17. There can be no doubt that in a case of personal injury or death of a workman in the course of his employment and arising as a result of a motor accident, the provisions of the Workmen's Compensation Act as well as the provisions of Sections 95 and 96 of the Motor Vehicles Act shall be attracted, if the owner of the motor vehicle is insured in respect of that vehicle. The liability arising under the Workmen's Compensation Act, 1923, is statutorily covered under the proviso to Section 95(1)(b) of the Motor Vehicles Act. The liability is accident liability covered by insurance being also a liability under the Workmen's Compensation Act which has, therefore, to be determined only under the provisions of the Workmen's Compensation Act Under the scheme of statutory insurance, the employee's remedy is not made to depend on the financial capacity of his employer, but the insurance company would have the duty under Section 96 (1) of the Motor Vehicles Act to satisfy such a judgment, that is to say, the adjudication by way of award made by the Commissioner under the Workmen's Compensation Act.

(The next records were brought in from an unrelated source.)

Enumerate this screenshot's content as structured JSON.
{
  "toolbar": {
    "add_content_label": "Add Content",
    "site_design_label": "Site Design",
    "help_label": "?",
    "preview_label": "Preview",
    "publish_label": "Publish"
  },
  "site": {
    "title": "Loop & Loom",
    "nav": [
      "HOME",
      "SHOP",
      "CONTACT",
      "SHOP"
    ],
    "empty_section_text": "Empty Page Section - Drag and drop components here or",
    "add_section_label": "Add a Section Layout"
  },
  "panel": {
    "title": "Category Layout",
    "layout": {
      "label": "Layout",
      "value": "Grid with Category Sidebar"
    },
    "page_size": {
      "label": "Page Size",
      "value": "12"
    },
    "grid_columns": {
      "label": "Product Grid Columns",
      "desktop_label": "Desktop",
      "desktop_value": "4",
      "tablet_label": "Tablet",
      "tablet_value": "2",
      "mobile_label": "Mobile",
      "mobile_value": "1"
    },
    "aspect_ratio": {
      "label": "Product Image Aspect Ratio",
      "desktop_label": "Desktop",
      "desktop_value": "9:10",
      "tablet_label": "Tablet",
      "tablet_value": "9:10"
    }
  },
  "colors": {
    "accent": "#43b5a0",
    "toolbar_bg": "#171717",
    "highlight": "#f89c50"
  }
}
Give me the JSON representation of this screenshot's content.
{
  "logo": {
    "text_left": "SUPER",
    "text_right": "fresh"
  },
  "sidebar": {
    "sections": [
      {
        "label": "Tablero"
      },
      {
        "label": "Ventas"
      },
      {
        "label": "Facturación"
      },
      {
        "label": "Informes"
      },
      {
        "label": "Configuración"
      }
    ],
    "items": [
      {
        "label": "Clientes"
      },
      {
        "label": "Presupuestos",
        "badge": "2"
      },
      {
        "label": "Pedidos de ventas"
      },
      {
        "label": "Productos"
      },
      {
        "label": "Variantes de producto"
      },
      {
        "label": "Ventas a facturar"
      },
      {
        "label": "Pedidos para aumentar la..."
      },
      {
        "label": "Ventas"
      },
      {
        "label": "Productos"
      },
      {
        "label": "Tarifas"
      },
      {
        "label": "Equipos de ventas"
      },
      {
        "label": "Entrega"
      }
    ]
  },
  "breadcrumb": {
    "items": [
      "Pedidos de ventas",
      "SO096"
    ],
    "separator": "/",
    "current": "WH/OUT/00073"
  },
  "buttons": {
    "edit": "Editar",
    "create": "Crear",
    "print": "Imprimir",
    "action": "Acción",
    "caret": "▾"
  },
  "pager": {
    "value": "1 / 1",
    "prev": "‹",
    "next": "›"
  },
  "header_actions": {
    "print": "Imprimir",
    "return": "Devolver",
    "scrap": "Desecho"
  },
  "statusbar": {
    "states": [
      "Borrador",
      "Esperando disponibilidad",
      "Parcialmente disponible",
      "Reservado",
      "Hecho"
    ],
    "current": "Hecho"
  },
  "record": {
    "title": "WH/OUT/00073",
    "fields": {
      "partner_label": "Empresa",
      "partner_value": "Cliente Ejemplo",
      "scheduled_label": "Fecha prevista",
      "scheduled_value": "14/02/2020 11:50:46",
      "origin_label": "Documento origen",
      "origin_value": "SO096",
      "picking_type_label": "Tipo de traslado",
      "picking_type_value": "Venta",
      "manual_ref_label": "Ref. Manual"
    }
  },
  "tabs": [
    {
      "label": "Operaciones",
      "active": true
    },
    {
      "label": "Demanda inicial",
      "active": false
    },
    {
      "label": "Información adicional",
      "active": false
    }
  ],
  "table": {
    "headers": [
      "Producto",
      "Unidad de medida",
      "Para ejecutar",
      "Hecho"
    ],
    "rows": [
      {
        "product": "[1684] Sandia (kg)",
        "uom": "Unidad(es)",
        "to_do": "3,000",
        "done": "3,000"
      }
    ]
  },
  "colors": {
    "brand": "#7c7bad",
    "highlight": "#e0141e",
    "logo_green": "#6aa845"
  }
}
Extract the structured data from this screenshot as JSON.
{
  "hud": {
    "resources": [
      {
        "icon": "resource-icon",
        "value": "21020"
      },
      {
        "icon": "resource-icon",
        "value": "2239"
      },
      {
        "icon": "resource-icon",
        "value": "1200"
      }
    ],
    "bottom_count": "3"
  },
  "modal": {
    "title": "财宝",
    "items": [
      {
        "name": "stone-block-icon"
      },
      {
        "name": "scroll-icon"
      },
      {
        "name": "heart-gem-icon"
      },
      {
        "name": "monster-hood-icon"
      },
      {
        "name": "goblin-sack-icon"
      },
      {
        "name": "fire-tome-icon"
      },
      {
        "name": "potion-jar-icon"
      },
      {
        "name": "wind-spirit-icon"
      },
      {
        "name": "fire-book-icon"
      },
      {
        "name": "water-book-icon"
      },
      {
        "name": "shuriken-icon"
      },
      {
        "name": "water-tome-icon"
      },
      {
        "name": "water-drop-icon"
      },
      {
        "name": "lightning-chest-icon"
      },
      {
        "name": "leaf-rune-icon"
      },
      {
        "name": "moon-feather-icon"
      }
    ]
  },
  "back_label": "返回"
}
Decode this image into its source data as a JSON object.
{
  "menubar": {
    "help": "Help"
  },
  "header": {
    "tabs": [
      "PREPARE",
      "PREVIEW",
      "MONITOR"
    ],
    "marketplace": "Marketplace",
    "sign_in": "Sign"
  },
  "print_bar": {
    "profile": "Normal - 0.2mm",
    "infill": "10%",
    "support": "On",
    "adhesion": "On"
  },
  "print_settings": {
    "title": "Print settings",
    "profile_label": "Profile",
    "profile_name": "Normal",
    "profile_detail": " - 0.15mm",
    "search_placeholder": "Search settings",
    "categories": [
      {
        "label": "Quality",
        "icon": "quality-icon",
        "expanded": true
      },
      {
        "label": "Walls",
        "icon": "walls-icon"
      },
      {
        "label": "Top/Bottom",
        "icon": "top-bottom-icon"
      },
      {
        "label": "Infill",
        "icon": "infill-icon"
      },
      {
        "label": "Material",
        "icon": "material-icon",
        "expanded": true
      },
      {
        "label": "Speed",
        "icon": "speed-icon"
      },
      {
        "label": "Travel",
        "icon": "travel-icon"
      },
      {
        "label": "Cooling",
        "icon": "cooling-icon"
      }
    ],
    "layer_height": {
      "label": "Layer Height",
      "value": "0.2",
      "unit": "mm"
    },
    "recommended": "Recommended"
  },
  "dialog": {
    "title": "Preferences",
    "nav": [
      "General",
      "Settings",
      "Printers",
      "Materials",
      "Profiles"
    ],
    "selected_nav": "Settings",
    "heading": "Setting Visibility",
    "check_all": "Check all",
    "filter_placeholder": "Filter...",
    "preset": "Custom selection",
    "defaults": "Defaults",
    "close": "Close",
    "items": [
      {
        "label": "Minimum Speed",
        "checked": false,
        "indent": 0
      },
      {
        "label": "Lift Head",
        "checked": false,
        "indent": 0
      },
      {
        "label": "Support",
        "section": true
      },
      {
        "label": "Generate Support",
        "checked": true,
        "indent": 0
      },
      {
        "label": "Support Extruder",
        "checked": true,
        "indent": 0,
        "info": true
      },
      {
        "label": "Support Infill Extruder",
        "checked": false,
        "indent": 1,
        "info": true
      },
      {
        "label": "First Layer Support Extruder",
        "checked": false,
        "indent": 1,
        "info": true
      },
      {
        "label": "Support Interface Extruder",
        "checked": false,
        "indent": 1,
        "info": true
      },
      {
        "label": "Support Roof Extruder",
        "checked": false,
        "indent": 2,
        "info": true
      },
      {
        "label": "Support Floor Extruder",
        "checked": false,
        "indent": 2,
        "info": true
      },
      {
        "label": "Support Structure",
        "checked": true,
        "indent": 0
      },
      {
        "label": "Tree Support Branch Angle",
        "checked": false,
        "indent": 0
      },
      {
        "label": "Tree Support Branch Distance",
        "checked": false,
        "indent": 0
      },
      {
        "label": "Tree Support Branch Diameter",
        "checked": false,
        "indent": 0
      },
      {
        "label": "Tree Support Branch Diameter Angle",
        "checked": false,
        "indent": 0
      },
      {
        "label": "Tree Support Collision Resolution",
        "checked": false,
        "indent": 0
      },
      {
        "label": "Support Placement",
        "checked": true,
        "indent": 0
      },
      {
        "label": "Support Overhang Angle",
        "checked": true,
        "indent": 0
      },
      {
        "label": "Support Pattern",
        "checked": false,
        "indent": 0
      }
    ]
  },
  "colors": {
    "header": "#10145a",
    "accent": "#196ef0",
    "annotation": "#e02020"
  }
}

18. The insurance company was entitled to be made a party to the proceedings of which notice had been given to it, and to defend the action on any of the grounds contained in Section 96(2) of the Motor Vehicles Act. In the instant case, the insurance company did take the defence on the ground that there was a breach of a condition of the policy inasmuch as the person driving the truck, namely, the deceased, Manaklal, was not holding a proper driving licence. The Commissioner, after framing question No. 2 on the issue and after considering the evidence adduced in the case on the question, found that the deceased, Manaklal, held a valid driving licence.

19. In the circumstances, the insurance company is not entitled to avoid its liability to indemnify the insured in respect of the liability arising on account of the deceased-employee dying as a result of a motor accident. As has been noticed in the Division Bench decisions of this court, cited above, the Commissioner had the jurisdiction to pass an award against the insurance company also.

20. Consequently, this appeal fails and is hereby dismissed. There shall, however, be no order as to the costs of this appeal.